An mein geliebtes Würzburg

Liebes Würzburg,

heute möchte ich Dir schreiben, weil gerade in diesen trüben Wintermonaten es doch oft eine Qual ist: Mit Städten im Allgemeinen, mit Dir im Besonderen. Sei es wegen Deiner Kessellage, des Mains, so oft öffnet sich noch nicht mal ein Spalt am Himmel, der uns ein bisschen von der Helligkeit jenseits der Wolken schenkt. Ich kann mich an Winter erinnern, da hatte ich es wirklich satt; und keiner konnte sagen, wann das einmal endet: Regen, Wolken, Nass auf Beton, Grau.

Doch in diesem Jahr zeigst Du auch ein anderes Gesicht. Ein ganzes langes Wochenende mit stahlblauem Himmel, schneebezuckerten Dächern und klirrender Kälte. Ein echtes Winterwochenende! Aber: Ich rede nur noch über das Wetter. Dafür kannst Du ohnehin nichts.

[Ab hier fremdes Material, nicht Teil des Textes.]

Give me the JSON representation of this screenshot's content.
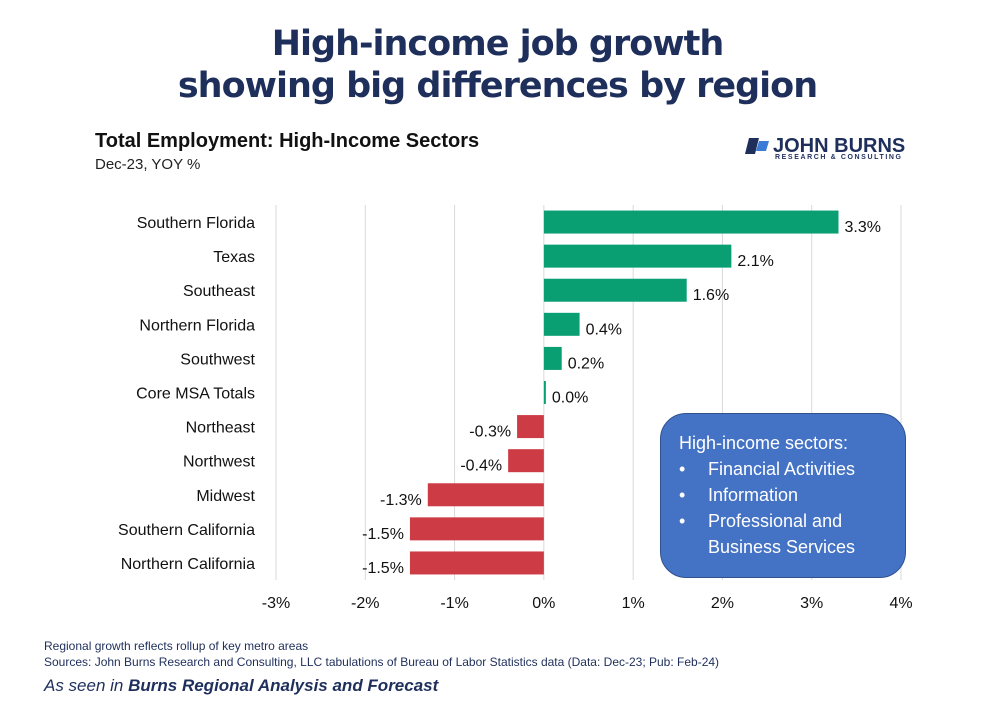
{
  "headline": {
    "line1": "High-income job growth",
    "line2": "showing big differences by region"
  },
  "logo": {
    "name": "JOHN BURNS",
    "tagline": "RESEARCH & CONSULTING",
    "mark_icon": "john-burns-logo-mark-icon"
  },
  "chart_data": {
    "type": "bar",
    "orientation": "horizontal",
    "title": "Total Employment: High-Income Sectors",
    "subtitle": "Dec-23, YOY %",
    "categories": [
      "Southern Florida",
      "Texas",
      "Southeast",
      "Northern Florida",
      "Southwest",
      "Core MSA Totals",
      "Northeast",
      "Northwest",
      "Midwest",
      "Southern California",
      "Northern California"
    ],
    "values": [
      3.3,
      2.1,
      1.6,
      0.4,
      0.2,
      0.0,
      -0.3,
      -0.4,
      -1.3,
      -1.5,
      -1.5
    ],
    "value_labels": [
      "3.3%",
      "2.1%",
      "1.6%",
      "0.4%",
      "0.2%",
      "0.0%",
      "-0.3%",
      "-0.4%",
      "-1.3%",
      "-1.5%",
      "-1.5%"
    ],
    "xlim": [
      -3,
      4
    ],
    "x_ticks": [
      -3,
      -2,
      -1,
      0,
      1,
      2,
      3,
      4
    ],
    "x_tick_labels": [
      "-3%",
      "-2%",
      "-1%",
      "0%",
      "1%",
      "2%",
      "3%",
      "4%"
    ],
    "grid": true,
    "colors": {
      "positive": "#0a9e73",
      "negative": "#cd3b45",
      "grid": "#d9d9d9"
    }
  },
  "callout": {
    "title": "High-income  sectors:",
    "bullet_char": "•",
    "items": [
      "Financial Activities",
      "Information",
      "Professional and Business Services"
    ],
    "colors": {
      "background": "#4472c4",
      "text": "#ffffff"
    }
  },
  "footer": {
    "note1": "Regional growth reflects rollup of key metro areas",
    "note2": "Sources: John Burns Research and Consulting, LLC tabulations of Bureau of Labor Statistics data (Data: Dec-23; Pub: Feb-24)",
    "as_seen_prefix": "As seen in ",
    "as_seen_publication": "Burns Regional Analysis and Forecast"
  }
}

Deine Schönheit und Dein besonderes Wesen sind mir dabei neulich erst wieder wunderbar bewusst geworden. Wie oft habe ich diese Kleinigkeiten übersehen, fast vergessen über dem Alltäglichen, dem Wetter, dem Studium, dem Leben. Dabei ist es ein Leichtes, diese lebenswerten Momente hier bei Dir zu erleben: Die einander eigentlich wildfremden Menschen, die am Sonntagfrüh mit der Straba zum Gottesdienst fahren und miteinander in ein Pläuschchen verfallen, bis sie sich, von der ansagenden Kinderstimme erinnert, an der Haltestelle Dom trennen, die einen Richtung Dom, die anderen Richtung Augustinerkirche: „Frohe Andacht auch Ihnen!“. Auch wenn ich mich an Deinen Katholizismus erst gewöhnen musste. Deine Größe macht es leicht, Bekannte, Kolleginnen oder Kommilitonen und Freunde ganz zufällig, verbindlich oder nicht auf dem Weg zum Buchladen zu treffen oder beim Kaffee.

Irgendwie hast Du es auch immer wieder geschafft, auf die Beine zu kommen, die Menschen haben Dich nicht aufgegeben. Als nach dem 16. März 1945 die gesamte Altstadt in Trümmern lag, stand wie ein Mahnmal zwischen den völlig abgebrannten Seitenflügeln der Residenz die bis heute beeindruckende Kuppel mit dem Deckenfresko von Tiepolo im Treppenhaus des Eingangsbereichs. Ja, sie hat gehalten. Klar, der Wiederaufbau hat Dich Charme gekostet, viel Funktionalität statt Kitsch. Und trotzdem gibt es die kleinen Gassen, die schnuckligen Hinterhöfe. Als ob es darauf ankäme, dass alles aussieht, wie aus dem Museum. Du darfst auch einfach so sein.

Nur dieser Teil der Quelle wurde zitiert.